De Gier thought along a similar line. The sergeant had compared the brothel's interior with that of the Royal Palace. Supposing, the sergeant argued, that the Royal Palace represents the best of the country and Lennie's premises the worst, then we must admit that evil is no better than good.
"Evening, Lennie," said Slanozzel to a man who had come in.
That man is no more than a man, Grijpstra thought. And yet he is a superpimp.

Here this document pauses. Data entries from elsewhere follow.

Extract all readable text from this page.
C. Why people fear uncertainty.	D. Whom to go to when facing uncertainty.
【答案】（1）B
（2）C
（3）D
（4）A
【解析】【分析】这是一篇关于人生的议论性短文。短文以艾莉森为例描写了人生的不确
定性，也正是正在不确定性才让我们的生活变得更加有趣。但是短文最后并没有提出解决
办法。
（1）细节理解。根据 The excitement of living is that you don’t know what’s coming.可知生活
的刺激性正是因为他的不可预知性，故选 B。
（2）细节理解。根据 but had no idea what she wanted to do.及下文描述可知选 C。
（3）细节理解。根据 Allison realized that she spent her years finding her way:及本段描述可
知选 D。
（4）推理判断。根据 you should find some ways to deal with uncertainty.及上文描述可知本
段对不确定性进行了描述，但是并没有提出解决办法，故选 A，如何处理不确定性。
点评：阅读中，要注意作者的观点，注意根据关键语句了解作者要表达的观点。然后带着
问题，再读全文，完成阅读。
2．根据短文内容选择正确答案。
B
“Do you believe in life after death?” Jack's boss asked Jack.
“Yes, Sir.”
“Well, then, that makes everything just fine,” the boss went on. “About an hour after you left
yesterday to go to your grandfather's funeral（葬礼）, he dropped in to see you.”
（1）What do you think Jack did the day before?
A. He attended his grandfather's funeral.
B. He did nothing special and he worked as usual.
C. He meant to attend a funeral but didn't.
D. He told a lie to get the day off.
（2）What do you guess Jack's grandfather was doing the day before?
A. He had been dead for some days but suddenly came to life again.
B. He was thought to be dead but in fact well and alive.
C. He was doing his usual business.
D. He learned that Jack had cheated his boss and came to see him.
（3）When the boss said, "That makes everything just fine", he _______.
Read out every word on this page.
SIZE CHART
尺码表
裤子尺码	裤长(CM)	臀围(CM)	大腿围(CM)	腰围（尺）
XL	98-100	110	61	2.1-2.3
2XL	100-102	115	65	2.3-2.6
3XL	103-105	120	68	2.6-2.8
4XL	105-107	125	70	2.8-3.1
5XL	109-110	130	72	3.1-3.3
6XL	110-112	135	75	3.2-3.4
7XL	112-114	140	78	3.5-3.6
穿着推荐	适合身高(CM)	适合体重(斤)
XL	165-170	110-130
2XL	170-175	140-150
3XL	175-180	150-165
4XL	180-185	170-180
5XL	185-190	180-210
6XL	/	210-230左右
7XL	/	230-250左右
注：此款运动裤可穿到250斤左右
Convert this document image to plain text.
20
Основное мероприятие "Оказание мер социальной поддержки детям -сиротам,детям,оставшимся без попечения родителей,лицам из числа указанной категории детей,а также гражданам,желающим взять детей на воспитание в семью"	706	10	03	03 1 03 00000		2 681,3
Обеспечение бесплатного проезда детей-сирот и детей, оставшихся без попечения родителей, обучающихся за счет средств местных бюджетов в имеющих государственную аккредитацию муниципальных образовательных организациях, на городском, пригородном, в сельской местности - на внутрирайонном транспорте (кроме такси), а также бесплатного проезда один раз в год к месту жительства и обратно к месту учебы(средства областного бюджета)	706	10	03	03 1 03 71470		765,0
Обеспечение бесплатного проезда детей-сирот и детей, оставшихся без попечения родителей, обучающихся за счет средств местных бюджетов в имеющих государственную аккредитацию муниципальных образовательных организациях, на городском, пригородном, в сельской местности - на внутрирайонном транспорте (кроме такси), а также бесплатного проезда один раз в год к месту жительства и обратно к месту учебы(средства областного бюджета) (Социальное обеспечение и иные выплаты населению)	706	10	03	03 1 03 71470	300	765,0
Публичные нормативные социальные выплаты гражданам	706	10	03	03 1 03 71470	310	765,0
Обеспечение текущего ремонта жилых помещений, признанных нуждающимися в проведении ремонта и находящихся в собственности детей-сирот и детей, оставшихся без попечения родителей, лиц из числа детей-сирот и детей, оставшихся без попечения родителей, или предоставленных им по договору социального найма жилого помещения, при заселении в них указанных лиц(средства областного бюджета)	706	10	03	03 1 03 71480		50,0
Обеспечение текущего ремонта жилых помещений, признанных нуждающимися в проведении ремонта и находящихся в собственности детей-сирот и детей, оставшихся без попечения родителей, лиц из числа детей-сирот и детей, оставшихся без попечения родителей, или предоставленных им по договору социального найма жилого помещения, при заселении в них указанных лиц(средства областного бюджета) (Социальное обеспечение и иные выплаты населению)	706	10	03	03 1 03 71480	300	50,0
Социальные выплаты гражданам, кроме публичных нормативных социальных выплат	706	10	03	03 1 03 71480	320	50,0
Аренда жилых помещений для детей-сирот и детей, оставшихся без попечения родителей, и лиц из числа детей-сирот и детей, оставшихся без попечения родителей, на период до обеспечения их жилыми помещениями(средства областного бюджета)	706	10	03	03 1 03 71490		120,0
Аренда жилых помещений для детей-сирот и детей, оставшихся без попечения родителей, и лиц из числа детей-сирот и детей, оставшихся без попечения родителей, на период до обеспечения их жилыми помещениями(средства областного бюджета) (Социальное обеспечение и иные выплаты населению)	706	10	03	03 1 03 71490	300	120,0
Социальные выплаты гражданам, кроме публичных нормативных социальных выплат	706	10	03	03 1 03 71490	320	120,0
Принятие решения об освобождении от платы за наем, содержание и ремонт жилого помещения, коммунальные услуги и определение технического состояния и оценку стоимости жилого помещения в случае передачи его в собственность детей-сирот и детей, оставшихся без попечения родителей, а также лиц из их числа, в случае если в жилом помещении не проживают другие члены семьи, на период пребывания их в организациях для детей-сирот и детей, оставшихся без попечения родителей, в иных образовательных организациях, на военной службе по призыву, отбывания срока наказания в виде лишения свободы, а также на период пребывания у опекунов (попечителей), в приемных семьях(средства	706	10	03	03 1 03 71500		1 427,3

He emanates nothing out of the ordinary. His clothes are sold in most department stores. He has a face like a thousand others, and I can meet him ten times in the Leyden Street and never notice him. Lennie resembles John Doe but is the incarnation of Beelzebub himself, and this boat is only part of his pernicious activity. Our files claim that he handles the ninety percent of all drugs that we can never find and that his tentacles reach to the highest and mightiest levels. He has done it all and will do it again tomorrow and very likely is doing it right now. There he stands and shakes Slanozzel's hand.